Hello, booniesgirl_29!
This is a classic problem.
(And I assume that the "scale" is a balance scale.)
The king has five bags of gold. \(\displaystyle \;\) He gave each of his most trusted people one bag.
Now one contains counterfeit gold. \(\displaystyle \;\)The king has a balance scale.
We knows for sure the counterfeit bag weighs less.
The king wants to know which bag weighs a different amount.
The king wants to use the scale only three times to figure this out.
Is this feasible? . . . Yes, but only two weighings are needed!
Label the bags: A, B, C, D, E.
First weighing: \(\displaystyle \;\) Balance A and B against C and D.
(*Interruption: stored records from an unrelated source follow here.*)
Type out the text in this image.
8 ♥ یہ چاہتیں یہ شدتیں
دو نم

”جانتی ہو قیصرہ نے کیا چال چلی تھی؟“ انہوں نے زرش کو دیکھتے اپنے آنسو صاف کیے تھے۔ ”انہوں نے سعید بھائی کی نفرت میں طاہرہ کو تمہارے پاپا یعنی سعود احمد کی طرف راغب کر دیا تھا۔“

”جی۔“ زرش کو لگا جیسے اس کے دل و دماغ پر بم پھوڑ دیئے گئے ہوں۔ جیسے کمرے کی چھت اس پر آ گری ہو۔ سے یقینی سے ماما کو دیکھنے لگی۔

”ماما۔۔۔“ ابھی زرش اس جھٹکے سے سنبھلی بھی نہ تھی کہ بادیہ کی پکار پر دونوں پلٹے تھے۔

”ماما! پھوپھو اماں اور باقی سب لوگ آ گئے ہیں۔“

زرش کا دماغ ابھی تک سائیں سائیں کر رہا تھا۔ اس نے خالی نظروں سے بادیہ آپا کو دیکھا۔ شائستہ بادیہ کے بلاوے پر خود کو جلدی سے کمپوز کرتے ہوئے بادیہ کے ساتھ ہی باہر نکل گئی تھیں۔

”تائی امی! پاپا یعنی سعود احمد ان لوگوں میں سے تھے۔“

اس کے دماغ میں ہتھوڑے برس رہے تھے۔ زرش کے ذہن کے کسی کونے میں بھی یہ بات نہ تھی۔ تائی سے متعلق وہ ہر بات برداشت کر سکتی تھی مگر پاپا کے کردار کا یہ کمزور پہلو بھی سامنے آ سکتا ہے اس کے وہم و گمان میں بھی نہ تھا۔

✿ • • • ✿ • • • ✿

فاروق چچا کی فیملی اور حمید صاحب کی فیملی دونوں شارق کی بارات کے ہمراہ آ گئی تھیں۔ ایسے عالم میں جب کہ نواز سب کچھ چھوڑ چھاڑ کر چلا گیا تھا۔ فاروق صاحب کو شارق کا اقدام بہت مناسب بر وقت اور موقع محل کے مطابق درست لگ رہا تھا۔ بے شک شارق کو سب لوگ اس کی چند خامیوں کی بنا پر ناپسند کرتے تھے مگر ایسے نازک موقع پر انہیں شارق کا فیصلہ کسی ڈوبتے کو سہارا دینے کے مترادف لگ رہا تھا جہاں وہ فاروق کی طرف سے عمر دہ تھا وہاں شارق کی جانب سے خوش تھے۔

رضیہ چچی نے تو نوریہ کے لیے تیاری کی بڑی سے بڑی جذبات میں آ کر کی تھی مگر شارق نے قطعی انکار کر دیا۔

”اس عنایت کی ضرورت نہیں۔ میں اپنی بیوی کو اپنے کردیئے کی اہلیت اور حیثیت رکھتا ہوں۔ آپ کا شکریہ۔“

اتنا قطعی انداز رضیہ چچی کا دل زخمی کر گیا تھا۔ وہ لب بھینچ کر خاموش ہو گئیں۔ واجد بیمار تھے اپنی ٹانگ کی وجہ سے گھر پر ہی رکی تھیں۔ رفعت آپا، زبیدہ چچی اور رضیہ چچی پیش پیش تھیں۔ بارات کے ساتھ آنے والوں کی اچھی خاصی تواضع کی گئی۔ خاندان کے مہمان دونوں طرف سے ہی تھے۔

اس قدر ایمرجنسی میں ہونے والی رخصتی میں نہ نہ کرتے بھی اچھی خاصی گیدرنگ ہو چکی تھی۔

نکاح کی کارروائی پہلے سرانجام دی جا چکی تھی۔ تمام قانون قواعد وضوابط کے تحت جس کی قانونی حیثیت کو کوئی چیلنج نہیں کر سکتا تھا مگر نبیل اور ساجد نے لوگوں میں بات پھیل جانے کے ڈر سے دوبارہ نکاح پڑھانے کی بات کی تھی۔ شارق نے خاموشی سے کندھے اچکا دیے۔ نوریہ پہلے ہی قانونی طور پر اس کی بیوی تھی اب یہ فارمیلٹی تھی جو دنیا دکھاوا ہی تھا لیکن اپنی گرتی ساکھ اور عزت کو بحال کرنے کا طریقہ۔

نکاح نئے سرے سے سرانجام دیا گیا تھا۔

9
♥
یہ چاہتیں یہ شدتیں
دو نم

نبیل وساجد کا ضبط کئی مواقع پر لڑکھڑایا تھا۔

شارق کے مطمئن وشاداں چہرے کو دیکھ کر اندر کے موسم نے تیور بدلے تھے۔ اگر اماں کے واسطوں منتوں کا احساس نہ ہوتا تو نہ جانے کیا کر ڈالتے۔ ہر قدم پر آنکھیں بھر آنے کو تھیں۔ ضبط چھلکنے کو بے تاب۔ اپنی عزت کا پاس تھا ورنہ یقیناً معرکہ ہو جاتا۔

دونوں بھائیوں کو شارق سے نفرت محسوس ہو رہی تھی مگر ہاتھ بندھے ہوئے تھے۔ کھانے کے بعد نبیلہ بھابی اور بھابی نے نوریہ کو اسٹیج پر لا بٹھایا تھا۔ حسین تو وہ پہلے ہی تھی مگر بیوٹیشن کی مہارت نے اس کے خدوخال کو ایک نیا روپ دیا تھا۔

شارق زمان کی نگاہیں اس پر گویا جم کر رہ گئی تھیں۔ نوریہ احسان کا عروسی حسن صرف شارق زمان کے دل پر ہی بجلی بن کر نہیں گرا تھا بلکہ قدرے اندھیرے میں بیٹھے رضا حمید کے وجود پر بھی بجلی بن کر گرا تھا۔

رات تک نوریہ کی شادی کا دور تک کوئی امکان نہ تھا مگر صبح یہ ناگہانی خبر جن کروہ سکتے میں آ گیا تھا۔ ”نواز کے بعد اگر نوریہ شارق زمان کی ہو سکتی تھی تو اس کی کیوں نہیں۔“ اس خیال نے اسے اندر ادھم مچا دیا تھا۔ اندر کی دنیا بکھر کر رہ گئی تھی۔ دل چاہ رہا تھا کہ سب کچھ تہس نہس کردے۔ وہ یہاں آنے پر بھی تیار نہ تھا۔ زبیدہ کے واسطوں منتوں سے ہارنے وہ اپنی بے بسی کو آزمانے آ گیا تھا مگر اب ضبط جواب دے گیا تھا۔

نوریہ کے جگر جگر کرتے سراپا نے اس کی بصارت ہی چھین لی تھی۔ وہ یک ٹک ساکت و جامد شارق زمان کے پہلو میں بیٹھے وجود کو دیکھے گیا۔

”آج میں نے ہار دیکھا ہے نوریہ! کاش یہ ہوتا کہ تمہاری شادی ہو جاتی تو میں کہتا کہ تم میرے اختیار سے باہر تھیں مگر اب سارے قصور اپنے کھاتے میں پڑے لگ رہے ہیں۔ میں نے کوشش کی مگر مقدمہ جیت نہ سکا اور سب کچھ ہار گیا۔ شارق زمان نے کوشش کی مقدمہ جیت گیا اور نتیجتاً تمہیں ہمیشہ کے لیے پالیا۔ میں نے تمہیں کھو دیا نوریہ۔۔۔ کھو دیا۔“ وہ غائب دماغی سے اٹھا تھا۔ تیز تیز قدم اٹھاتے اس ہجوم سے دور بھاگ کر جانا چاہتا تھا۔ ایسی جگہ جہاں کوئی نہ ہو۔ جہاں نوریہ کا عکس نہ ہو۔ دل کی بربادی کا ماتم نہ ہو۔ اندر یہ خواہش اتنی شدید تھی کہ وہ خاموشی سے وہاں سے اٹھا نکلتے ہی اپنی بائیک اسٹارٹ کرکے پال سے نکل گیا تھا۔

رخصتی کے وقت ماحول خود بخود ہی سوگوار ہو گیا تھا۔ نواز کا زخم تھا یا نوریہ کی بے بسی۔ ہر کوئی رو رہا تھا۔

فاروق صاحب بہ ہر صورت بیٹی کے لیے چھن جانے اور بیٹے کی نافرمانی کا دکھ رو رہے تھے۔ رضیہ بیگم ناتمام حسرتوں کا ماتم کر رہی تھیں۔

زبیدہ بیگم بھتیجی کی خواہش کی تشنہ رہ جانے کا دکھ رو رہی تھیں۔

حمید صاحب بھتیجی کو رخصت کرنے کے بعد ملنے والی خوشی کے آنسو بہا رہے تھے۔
There are three possible outcomes.
\(\displaystyle [1]]\;AB\,=\,CD.\;\) Then \(\displaystyle E\) is the light bag.
\(\displaystyle [2]\;AB\,>\,CD.\;\) Then either \(\displaystyle C\) or \(\displaystyle D\) is light.
\(\displaystyle \;\;\;\)Second weighing: \(\displaystyle \;\)Balance \(\displaystyle C\) against \(\displaystyle D\) to determine the light bag.
\(\displaystyle [3]\;AB\,<\,CD.\;\) Then either \(\displaystyle A\) or \(\displaystyle B\)is light.
\(\displaystyle \;\;\;\)Second weighing: \(\displaystyle \;\)Balance \(\displaystyle A\) against \(\displaystyle B\) to determine the light bag.